Pobre Libby. De pequeña, estabas obsesionada con ella. Yo odiaba esa historia triste y cruel, pero tú siempre querías escucharla una y otra vez. Querías escuchar cómo Libby, todavía niña, era sumergida en el agua acusada de brujería. «¿Por qué?», pregunté yo en una ocasión, y mamá me explicó que «ella y su tía tenían conocimientos sobre hierbas y plantas. Sabían cómo hacer medicina». A mí eso me pareció una razón estúpida, pero las historias de los adultos estaban llenas de crueldades estúpidas: niños pequeños rechazados en la puerta de una escuela porque su piel era de un color equivocado o gente golpeada o asesinada por venerar al dios equivocado. Más adelante me contaste que lo de Libby no se había debido a la medicina, sino a que sedujo (me explicaste la palabra) a un hombre mayor y lo persuadió para que abandonara a su esposa y a su hijo. Eso no hizo que disminuyera la fascinación que sentías por ella; para ti era una prueba de su poder.
Una vez, cuando tenías seis o siete años, insististe en ponerte una de las antiguas faldas de mamá para ir a la poza; la arrastraste por todo el camino de tierra, aunque la llevabas por debajo de la barbilla. Trepaste por las rocas y saltaste al agua mientras yo jugaba en la playa. Te pusiste a hacer de Libby: «¡Mira, mamá! ¡Mira! ¿Crees que me hundiré o me mantendré a flote?».
Todavía puedo ver cómo lo haces, puedo recordar la excitación en tu rostro y puedo sentir la suave mano de mamá en la mía, así como la cálida arena en las plantas de los pies mientras te observábamos. Aunque esto no tiene ningún sentido: si tú tenías seis o siete años, yo debía de tener dos o tres. Es imposible que pueda recordarlo, ¿no?
Me acordé del encendedor con las iniciales grabadas que encontré en el cajón de tu mesilla de noche. «LS». ¿Es por Libby? ¿De verdad, Nel? ¿Tan obsesionada estabas con una chica muerta hace trescientos años que hiciste que grabaran sus iniciales en una de tus pertenencias? Quizá no. Quizá no estabas obsesionada.
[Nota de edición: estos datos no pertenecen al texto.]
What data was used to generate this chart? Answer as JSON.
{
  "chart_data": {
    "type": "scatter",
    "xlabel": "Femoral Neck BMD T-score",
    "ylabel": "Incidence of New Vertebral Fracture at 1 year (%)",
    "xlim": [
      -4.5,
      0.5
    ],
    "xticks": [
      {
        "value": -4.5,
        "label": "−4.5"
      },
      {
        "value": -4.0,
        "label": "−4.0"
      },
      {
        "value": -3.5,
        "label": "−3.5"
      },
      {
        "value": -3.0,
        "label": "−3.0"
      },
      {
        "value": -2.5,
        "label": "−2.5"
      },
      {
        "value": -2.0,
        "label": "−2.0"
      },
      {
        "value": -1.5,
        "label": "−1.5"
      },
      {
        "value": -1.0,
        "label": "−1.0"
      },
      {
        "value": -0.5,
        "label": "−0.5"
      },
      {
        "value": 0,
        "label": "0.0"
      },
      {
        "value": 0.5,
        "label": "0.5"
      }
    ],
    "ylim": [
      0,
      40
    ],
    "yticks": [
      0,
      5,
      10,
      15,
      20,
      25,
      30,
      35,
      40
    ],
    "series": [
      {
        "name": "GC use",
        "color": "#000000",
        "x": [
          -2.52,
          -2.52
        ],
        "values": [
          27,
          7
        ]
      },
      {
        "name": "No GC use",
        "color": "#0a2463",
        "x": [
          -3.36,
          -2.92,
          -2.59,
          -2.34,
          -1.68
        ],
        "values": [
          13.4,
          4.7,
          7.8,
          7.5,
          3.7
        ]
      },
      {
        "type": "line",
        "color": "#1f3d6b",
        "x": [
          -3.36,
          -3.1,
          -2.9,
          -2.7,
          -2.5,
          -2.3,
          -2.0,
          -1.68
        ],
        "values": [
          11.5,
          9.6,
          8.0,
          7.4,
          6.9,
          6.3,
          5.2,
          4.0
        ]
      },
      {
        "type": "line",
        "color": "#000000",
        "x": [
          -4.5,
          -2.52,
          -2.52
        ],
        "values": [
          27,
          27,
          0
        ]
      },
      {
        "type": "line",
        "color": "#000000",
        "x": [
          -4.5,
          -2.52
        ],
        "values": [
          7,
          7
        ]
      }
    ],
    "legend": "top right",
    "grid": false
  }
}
Quizá simplemente te gustaba la idea de ser capaz de sostenerla en tu palma.
He vuelto a mirar las carpetas en busca de más cosas sobre Libby. He revisado páginas impresas con texto y fotos, impresiones de viejos artículos de periódico, recortes de revistas… Aquí y allá, he ido encontrándome con tus indelicados garabatos en el borde de las páginas, que por lo general son ilegibles, rara vez descifrables. Algunos nombres los había oído y otros no: Libby y Mary, Anne y Katie y Ginny y Lauren, y, ahí, en lo alto de la página dedicada a Lauren, habías escrito con tinta negra: «Beckford no es un lugar propicio para suicidarse. Beckford es un lugar en el que librarse de mujeres conflictivas».